LITERACY STRATEGY | EU pledges €2.5 billion to fight literacy problems

BRUSSELS |  Literacy continues to be a major problem for Europe: 1 in 5 pupils and more than 73 million adults have difficulties with reading and writing.  Improving literacy across Europe has been a priority for the European Commission.  New moves are being made, but it has been deliberate. Curiously the examples being offered are in Africa but not in Europe proper.

In 2011, a high-level group identified best-practices and promote cooperation in this area across Europe. The group delivered its report in September 2012. In Brussels, on May 23, it was announced that some €2.5 billion will be mobilized for education by the EU. Development Commissioner Andris Piebalgs, who hosted the conference, has made a commitment to ensure that by 2030, every child will be able to complete basic education, regardless of their circumstances, and have basic literacy and numeracy skills.

“This commitment was made in keeping with the EU’s long-standing strategy to invest in education and promote literacy in the EU and the developing world as a way of minimizing exclusion, inequalities and poverty worldwide,” states the EU prepared statement.
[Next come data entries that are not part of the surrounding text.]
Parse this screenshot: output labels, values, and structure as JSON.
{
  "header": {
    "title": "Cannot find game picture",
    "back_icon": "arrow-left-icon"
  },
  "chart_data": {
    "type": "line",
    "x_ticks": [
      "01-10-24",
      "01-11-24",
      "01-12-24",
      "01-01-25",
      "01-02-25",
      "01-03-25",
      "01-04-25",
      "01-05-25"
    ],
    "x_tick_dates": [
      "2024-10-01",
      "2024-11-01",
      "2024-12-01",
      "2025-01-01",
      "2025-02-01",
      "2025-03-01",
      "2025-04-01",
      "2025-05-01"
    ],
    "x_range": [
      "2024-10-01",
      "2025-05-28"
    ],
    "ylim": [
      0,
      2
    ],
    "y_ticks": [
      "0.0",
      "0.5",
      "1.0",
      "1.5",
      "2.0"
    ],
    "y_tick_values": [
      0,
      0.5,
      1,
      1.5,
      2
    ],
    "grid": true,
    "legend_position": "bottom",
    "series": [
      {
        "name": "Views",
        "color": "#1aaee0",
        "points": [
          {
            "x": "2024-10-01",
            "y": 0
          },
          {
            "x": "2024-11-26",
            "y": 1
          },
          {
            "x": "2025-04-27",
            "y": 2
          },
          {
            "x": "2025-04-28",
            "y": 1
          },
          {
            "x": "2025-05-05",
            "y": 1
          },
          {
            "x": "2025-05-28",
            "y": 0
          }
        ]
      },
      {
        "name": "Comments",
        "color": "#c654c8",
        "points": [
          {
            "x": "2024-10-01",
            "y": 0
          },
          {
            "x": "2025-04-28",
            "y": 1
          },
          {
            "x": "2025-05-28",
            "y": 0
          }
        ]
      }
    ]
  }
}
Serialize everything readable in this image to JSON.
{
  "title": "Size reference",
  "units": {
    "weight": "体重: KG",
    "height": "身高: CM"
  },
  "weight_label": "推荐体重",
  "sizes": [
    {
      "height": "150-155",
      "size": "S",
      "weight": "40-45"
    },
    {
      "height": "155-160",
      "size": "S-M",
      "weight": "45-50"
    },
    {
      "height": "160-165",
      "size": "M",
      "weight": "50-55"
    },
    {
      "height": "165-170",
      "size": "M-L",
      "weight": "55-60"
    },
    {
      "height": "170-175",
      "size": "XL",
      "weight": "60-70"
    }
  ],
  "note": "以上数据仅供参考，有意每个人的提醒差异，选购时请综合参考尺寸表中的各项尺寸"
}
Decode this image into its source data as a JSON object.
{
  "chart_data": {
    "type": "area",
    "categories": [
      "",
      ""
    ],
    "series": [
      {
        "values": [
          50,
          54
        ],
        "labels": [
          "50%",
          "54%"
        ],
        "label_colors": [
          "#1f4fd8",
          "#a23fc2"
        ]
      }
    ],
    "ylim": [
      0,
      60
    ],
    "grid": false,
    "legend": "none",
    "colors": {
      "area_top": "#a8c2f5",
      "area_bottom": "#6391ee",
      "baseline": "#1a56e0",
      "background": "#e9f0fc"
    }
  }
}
In this EuropeAid video, filmed in Puntland, girls at Gambool High School, Garowe, Puntland talk about the recent opening of an EU-financed Girl-Friendly Space on their grounds. A Girl-Friendly Space gives female pupils a place where they can study, socialize and pray together in privacy and security. See how this facility is encouraging greater uptake of education by secondary school-age girls.

Teachers and children in Zimbabwe, where chronic under-funding and economic decline saw a virtual collapse of the education system in 2008, have begun to return to school following EU-financed interventions.

Both initiatives were undertaken by the EU between 2007-2011, a period when the European Commission spent €4.2 billion on numerous educational schemes intended to secure access to primary and secondary school education for millions of children around the world, as well as develop country programming and ongoing EU Higher Education programs.

The support to education announced by Commissioner Piebalgs (a Latvian) is made as part of the EU’s 2014-2020 budget. At least €1.5 billion will go to the future Erasmus for All programme (an academic exchange programme between EU and overseas universities, which has helped pupils improve their education by gaining experience of studying abroad).